As the founder of Art of Living, Gurudev Sri Sri Ravi Shankar says, “When you want all the people around you to be responsible and capable, then you should also reflect on whether you display the same behavior.” The same is true with compassionate and kind words and actions.
There must be thousands of stories about acts of kindness sparking even more kindness and becoming wildly contagious. In the business world, where we may expect cutthroat competition and sabotage to be the norm, many organizations have awakened to the reality that kindness increases the bottom line and improves both life and profits. Even individuals in grocery lines have begun to see the wisdom of helping each other and paying good deeds forward.
Ways to be kind
For small coffee shop owners Pixie Adams and David and Tina McAdams, competition has taken a back seat to community, revealing their values of kindness and compassion as central to their success. When David was stricken with terminal cancer, Adams closed her own shop to work for her competitors and raise money for their health care and other expenses. Not only does this project warmth and compassion to customers, it also lays the groundwork for future community support among a larger network of locally owned small businesses.
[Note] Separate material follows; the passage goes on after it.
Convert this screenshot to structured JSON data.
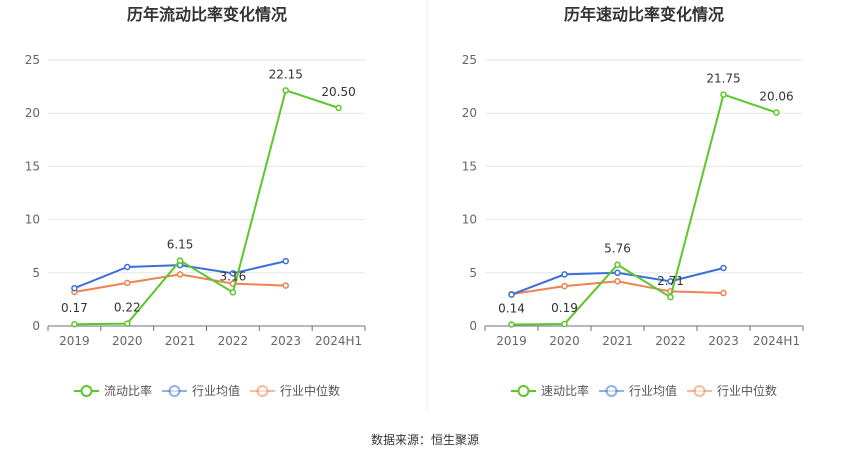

Denise Corcoran set up a 21 day kindness challenge for her client companies, hoping to encourage climates of happier employees on a much larger scale. Examples of ways to incorporate kindness into workplace ethics abound, including personal notes of thanks, praise, and encouragement, lending car dealership employees the use of a car so they will take more pride in their products, learning to think and speak positively around colleagues, and surprising each other with food and celebrations on typical, routine workdays.
Benefits of kindness
Trust
One researcher found that kindness to employees increases their sense of safety and trust, which in turn makes them more committed and forthcoming with good new ideas to benefit the business.
Commitment
When workplaces have high levels of commitment, there’s a greater sense of pride in the product or service being offered. Customers perceive this whenever they contact someone who represents that business, and it makes them want to be part of supporting such positive energy.
Innovation
Creative ideas happen when people feel safe enough to learn from their mistakes. For improvements in workplace processes, such psychological safety makes a big difference; innovative, original, and effective business practices can result from institutionalizing values of kindness and respect among colleagues.
Profits
Improvements in quality of service, brand loyalty, and business performance all result from active initiatives of kindness and compassion at work. High rates of inclusion and diversity, which are important aspects of mutual acceptance and harmony between groups of people, contributed to an 80% performance improvement rate in one study. The customers who receive better service from happy employees are more likely to return again and again.
Leadership
When business leaders do philanthropic work and donate to various charities publicly, it attracts higher quality potential employees and more aware customers who hope to contribute to the waves of positive energy and benefit from them as well. Some examples include Bill and Melinda Gates, who started their own foundation to improve education and health care in the developing world. With social entrepreneurship as an aspect of any endeavor, both the dividends for society and the whole community’s feelings of abundance become powerful.
Community
In any locality, when citizens interact with kindness and compassion, safety and stability result. One inner city that was plagued by violence and crime was positively affected when someone went out of their way to build and maintain a small, open air Buddhist shrine in the middle of a neglected neighborhood. Crime rates went down and more random acts of kindness took place around this tiny sacred space. Just as the coffee shop owners who covered for each other in the face of illness, communities around the world can bolster and strengthen their potential by taking time to nurture the spaces and the energies in which they live.
In addition to benefiting adults in business, children in school can also practice kindness as part of a values-based curriculum. By starting early, the teaching of ways to practice compassion can more profoundly impact the future health of society for decades to come.